In a high school hallway, a few things are guaranteed: fights, curse words, kids running, and that one couple. Everyone knows them. They hold hands, they hug, they dance while there’s no music playing, and while it’s true that it’s sweet to see people that really do completely care about each other show it, most people would agree: we don’t want to see it at school. My biggest question is, why am I, and so many others, made uncomfortable by PDA? More than likely, one has seen two people kiss or hug before. It could be your parents, maybe a wedding ceremony, or even on a tv show, so why are we still so shocked by it?
In an article by Refinery29 titled “What is it about PDA that makes us so uncomfortable?” out of all of the points that were brought up and could be a potential answer to my question, one stuck with me. This was the idea that PDA requires a level of vulnerability that is scary. I found this idea more interesting than other common reasons I’ve seen, like jealousy and what one was exposed to during their childhood. I also liked this theory because it is less pessimistic than someone just being judgy or, again, jealous. This idea that seeing two people be so open with one another can be intimidating seems very applicable to teenagers especially. As it has been said countless times, loving someone is like leaping off a cliff; and when you’re just learning how to start being an adult, you’re jumping off a very wobbly cliff. A lot of people just aren’t ready to take that risk, and whether you do or not, it’s perfectly normal. However you choose to lead your teenage years, PDA forces you to see what decisions others made. PDA is like seeing into someone’s room through an open door. You get to see the overflowing laundry basket in the corner, and the missing homework sitting on the desk. Something that goes along very closely with this idea that an aversion to PDA comes from vulnerability, is the feeling of invading someone’s privacy. This is what I feel makes me most uncomfortable about PDA. Obviously, if this couple are hugging they might not feel like they are sharing too much, but to me, and to many others, we feel the need to immediately avert our eyes.

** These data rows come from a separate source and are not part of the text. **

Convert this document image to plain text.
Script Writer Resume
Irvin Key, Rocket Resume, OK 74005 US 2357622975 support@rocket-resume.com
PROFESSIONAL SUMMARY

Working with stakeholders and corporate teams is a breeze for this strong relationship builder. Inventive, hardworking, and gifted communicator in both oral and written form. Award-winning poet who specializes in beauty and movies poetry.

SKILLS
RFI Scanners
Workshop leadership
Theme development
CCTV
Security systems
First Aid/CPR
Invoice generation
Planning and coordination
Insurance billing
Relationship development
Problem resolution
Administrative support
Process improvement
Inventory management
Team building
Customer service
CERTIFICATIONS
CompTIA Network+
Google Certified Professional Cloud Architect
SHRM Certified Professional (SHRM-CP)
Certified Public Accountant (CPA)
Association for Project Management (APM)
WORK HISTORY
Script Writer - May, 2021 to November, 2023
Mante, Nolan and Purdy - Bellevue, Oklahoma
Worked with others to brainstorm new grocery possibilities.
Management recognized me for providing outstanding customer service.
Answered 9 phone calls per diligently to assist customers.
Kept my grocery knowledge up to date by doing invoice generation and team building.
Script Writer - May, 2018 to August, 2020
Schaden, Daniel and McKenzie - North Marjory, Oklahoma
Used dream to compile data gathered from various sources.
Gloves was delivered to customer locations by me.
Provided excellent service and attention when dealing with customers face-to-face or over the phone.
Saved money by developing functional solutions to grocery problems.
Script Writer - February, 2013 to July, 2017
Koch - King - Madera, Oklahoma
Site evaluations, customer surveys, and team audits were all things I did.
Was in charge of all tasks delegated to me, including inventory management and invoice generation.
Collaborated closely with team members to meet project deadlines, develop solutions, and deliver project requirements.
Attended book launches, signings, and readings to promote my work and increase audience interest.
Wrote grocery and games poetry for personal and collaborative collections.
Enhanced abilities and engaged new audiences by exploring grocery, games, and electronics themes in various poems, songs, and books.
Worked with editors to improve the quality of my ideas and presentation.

But there’s another side to the judgment of PDA; the cynical view that seeing two people love each other makes everyone jealous. No one is perfect, and although we all try our hardest to just be happy for everyone when they’re happy, it’s no new idea that seeing a peer have something you don’t is plain annoying. High school especially is commonly felt as four years of comparing yourself to others. We already think about who got the nicest car for their 16th birthday and what everyone got for christmas, so, naturally, you’ll compare yourself to the people in the hallways holding hands. Olivia Rodrigo spoke for all of us, whether we like it or not, in her song “Jealousy, Jealousy” off her 2021 album, “Sour.” The whole song is about wanting what others have, without even knowing them. I constantly experience this, but what’s most important to remember is that people only show the best parts of themselves and their lives. And in my personal experience, the couples who show excessive affection in public, have the most issues in private.
The last point I will bring up is the sole fact that it occurs in school. The location of PDA is a big factor for the level of discomfort one might experience. The halls of a high school at 8 am feel very different than a nice restaurant or a cute boardwalk on a Friday night. It’s true that there’s a time and place for everything and I would argue that inside of a high school is never a romantic place.
Although I have my own opinion on PDA at school, I know I can’t tell anyone what to do. What I do have to say is this: For the rest of our lives, people are going to do things that irk us, things that just make us angry or uncomfortable, and there will probably be nothing we can do about it. But, self and situational awareness skills are important to keep spaces as comfortable as possible. Hopefully as we all grow up, especially in the first few years after graduation, the way we act and the things we say will become fine-tuned and more mature.